Minha cabeça dizia uma coisa, mas minha curiosidade dizia outra. Eu ainda tentava entender a situação, mas tudo acontecia rápido demais. Eu mal conseguia processar o que estava acontecendo, ela já foi me beijando, tirando minha roupa, eu não conseguia esconder a excitação, ela tirou minha calça e já começou a me chupar, foi aí que eu falei que era melhor ela parar, pois meu irmão poderia chegar e não iria gostar, nesse momento, meu irmão saiu do quarto e apenas disse que eu deveria aproveitar meu presente de aniversário. Eu fiquei ainda mais surpreso e sem graça com a situação, mas resolvi aproveitar o presente.

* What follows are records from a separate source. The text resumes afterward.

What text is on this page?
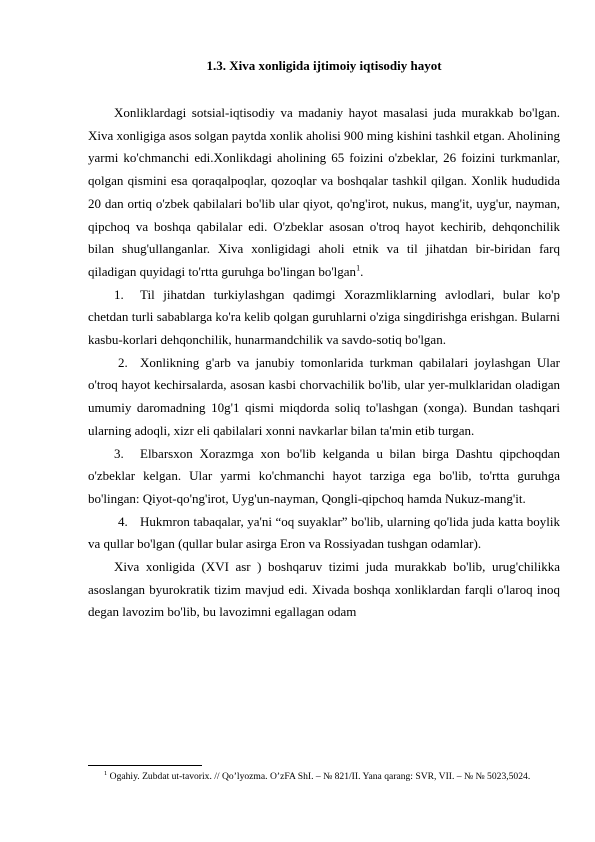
1.3. Xiva xonligida ijtimoiy iqtisodiy hayot

Xonliklardagi sotsial-iqtisodiy va madaniy hayot masalasi juda murakkab bo'lgan. Xiva xonligiga asos solgan paytda xonlik aholisi 900 ming kishini tashkil etgan. Aholining yarmi ko'chmanchi edi.Xonlikdagi aholining 65 foizini o'zbeklar, 26 foizini turkmanlar, qolgan qismini esa qoraqalpoqlar, qozoqlar va boshqalar tashkil qilgan. Xonlik hududida 20 dan ortiq o'zbek qabilalari bo'lib ular qiyot, qo'ng'irot, nukus, mang'it, uyg'ur, nayman, qipchoq va boshqa qabilalar edi. O'zbeklar asosan o'troq hayot kechirib, dehqonchilik bilan shug'ullanganlar. Xiva xonligidagi aholi etnik va til jihatdan bir-biridan farq qiladigan quyidagi to'rtta guruhga bo'lingan bo'lgan$^1$.

1. Til jihatdan turkiylashgan qadimgi Xorazmliklarning avlodlari, bular ko'p chetdan turli sabablarga ko'ra kelib qolgan guruhlarni o'ziga singdirishga erishgan. Bularni kasbu-korlari dehqonchilik, hunarmandchilik va savdo-sotiq bo'lgan.

2. Xonlikning g'arb va janubiy tomonlarida turkman qabilalari joylashgan Ular o'troq hayot kechirsalarda, asosan kasbi chorvachilik bo'lib, ular yer-mulklaridan oladigan umumiy daromadning 10g'1 qismi miqdorda soliq to'lashgan (xonga). Bundan tashqari ularning adoqli, xizr eli qabilalari xonni navkarlar bilan ta'min etib turgan.

3. Elbarsxon Xorazmga xon bo'lib kelganda u bilan birga Dashtu qipchoqdan o'zbeklar kelgan. Ular yarmi ko'chmanchi hayot tarziga ega bo'lib, to'rtta guruhga bo'lingan: Qiyot-qo'ng'irot, Uyg'un-nayman, Qongli-qipchoq hamda Nukuz-mang'it.

4. Hukmron tabaqalar, ya'ni “oq suyaklar” bo'lib, ularning qo'lida juda katta boylik va qullar bo'lgan (qullar bular asirga Eron va Rossiyadan tushgan odamlar).

Xiva xonligida (XVI asr ) boshqaruv tizimi juda murakkab bo'lib, urug'chilikka asoslangan byurokratik tizim mavjud edi. Xivada boshqa xonliklardan farqli o'laroq inoq degan lavozim bo'lib, bu lavozimni egallagan odam

$^1$ Ogahiy. Zubdat ut-tavorix. // Qo’lyozma. O’zFA ShI. – № 821/II. Yana qarang: SVR, VII. – № № 5023,5024.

Ele chegou levantando a bundinha dela e penetrando, enquanto ele socava ela me chupava com mais vontade e batendo uma pra mim, até que gozei na boca dela, eu não sabia como agir, ela ainda continuou chupando um pouco até escorrer pela boca, então ela se levantou e já me beijou, fiquei um pouco com nojo e confuso, mas deixei fluir, pois estava muito excitado.

Eu ainda tentava entender como tinha chegado naquele ponto, mas estava empolgado e só deixava rolar, sentamos no sofá, ela no meio, começamos a chupar os seios dela, naquele momento achei que eu iria penetrar nela, mas ela sentou no pau do meu irmão, eu chupava os seios dela enquanto ela rebolava, ela começou a me masturbar e disse que queria que eu gozasse nos seios dela, não demorou muito e gozamos juntos, eu nos seios, meu irmão na buceta, então achei que agora seria minha vez, mas ela vendo que eu estava com muito tesão disse que eles precisavam sair, então eles se trocaram rápido saíram, eu fiquei ali sozinho, tentando entender não apenas o que tinha acontecido naquela tarde, mas o que aquilo revelava sobre mim.

Aquele não foi o fim daquela história. Foi apenas o começo de uma parte de mim que eu ainda não conhecia.